These in vitro studies have demonstrated that increased airflow presumably leads to increased aerosol impaction in the upper airways, resulting in decreased drug delivery and deposition in the lungs. The use of in vitro models has been shown to provide an acceptable assessment of delivery in vivo [33, 71].

Breath-actuated aerosol generation

Synchronization of nebulizer actuation with the patient’s breathing pattern allows for significant reduction of drug losses during exhalation and has been shown to improve the inhaled dose in adult patients [49]. Thus, whenever drug deposition is presented as values of inhaled mass as a function of nominal dose, the values will be improved. A study conducted by Turpeinen and Nikander [69] using a test lung mimicking a ventilated premature infant showed that breath-synchronized nebulization and placement of the nebulizer directly below the “Y” connector resulted in a significantly higher deposition on the inspiratory filters when the deposited dose was expressed as part of the nominal dose. In contrast, non-synchronized nebulization and aerosol generator placement within the inspiratory arm of the ventilator circuit resulted in a lower deposited dose. Nevertheless, it is not clear if these observations are an effect of the nebulizer location, breath synchronization, or type of the nebulized formulation [69]. There is only one animal study evaluating the effectiveness of breath-synchronized nebulization on LRT drug delivery to ventilated infants. Dubus et al. [23] compared lung deposition of radiolabeled aerosol generated by three different delivery systems (Misty-Neb with continuous mode and Aeroneb Pro with and without breathing actuation) in macaque monkeys. Surprisingly, the results did not show any significant difference in the deposited dose in the lung between synchronized and continuous nebulization (14% vs. 12.6% of the nominal dose, respectively). Nevertheless, the deposition values achieved in this study are higher than those previously reported by other investigators.

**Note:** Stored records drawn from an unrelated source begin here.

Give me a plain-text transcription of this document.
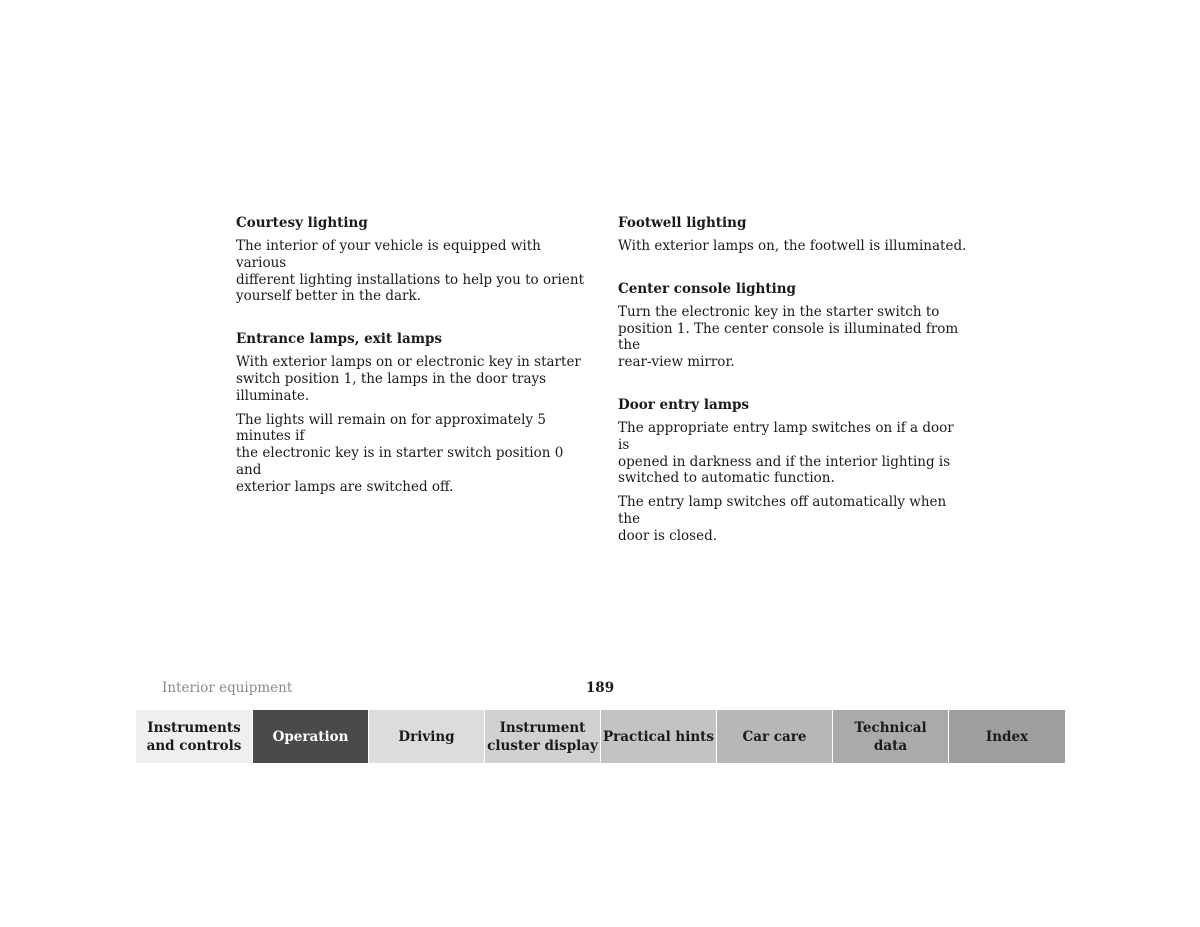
Courtesy lighting
The interior of your vehicle is equipped with various
different lighting installations to help you to orient
yourself better in the dark.
Entrance lamps, exit lamps
With exterior lamps on or electronic key in starter
switch position 1, the lamps in the door trays illuminate.
The lights will remain on for approximately 5 minutes if
the electronic key is in starter switch position 0 and
exterior lamps are switched off.
Footwell lighting
With exterior lamps on, the footwell is illuminated.
Center console lighting
Turn the electronic key in the starter switch to
position 1. The center console is illuminated from the
rear-view mirror.
Door entry lamps
The appropriate entry lamp switches on if a door is
opened in darkness and if the interior lighting is
switched to automatic function.
The entry lamp switches off automatically when the
door is closed.
Interior equipment	189
Instruments
and controls
Operation	Driving
Instrument
cluster display
Practical hints	Car care
Technical
data
Index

Infants, especially preterm infants, pose a significant technological challenge in this particular area because of high respiratory rates (RR) and short inspiratory times (IT) [15]. Moreover, flow and pressure-based sensors can be damaged by aerosols, and their placement within the aerosol flow and in close proximity to the patient is not advisable. However, there are other technologies that can be used for breath-synchronized nebulization such as Graseby pneumatic capsule (Graseby Dynamics Ltd., Watford, UK) [40] or neurally adjusted ventilator assist technology (Maquet Inc., Bridgewater, NJ, USA) [65]. Neither of these methods requires sensors placed within the ventilator tubes and thus do not cause additional risks for aerosol impaction. Breath-synchronized nebulization could potentially improve drug delivery compared with continuous nebulization by limiting drug loss during exhalation [54]; nonetheless, there is a need for more in vivo data from ventilated infants.

Particle size

Recent studies of aerosol lung deposition in term and preterm infants have used an indirect method to assess lung deposition using a marker substance, sodium cromoglycate, which can be measured in the urine. Kohler et al. [44] compared aerosol delivery to non-intubated spontaneously breathing infants using three different nebulizers: jet nebulizer (LC Star®; Pari, Starnberg, Germany), ultrasonic nebulizer (LS 290®; Systam, Villeneuve sur Lot, France), and ultrasonic nebulizer (Projet®; Artsana, Grandate, Italy). During the aerosol dosing, sleeping infants breathed through a face mask covering both the mouth and nose. The highest lung deposition was noted for LC Star jet nebulizer compared with the LS290 and Projet nebulizers (0.089 ± 0.036 vs. 0.055 ± 0.019 and 0.046 ± 0.025 mg, respectively). The LC Star jet nebulizer used the highest flow rate (7.55 ± 0.18 L/min) and had the highest mass percentage of droplets below 2 μm (20.3 ± 0.7%). The amount of sodium cromoglycate retained in each nebulizer after testing was significantly higher for Projet nebulizer. The authors concluded that for spontaneously breathing infants, fine aerosol particles (<2 μm) are more likely to reach the lower airways. Nevertheless, the higher deposited dose from LC Star might also be a function of the smaller nebulizer’s residual volume and not only related to particle size. Furthermore, the level of cromoglycate in the urine does not give direct indication of lung deposition.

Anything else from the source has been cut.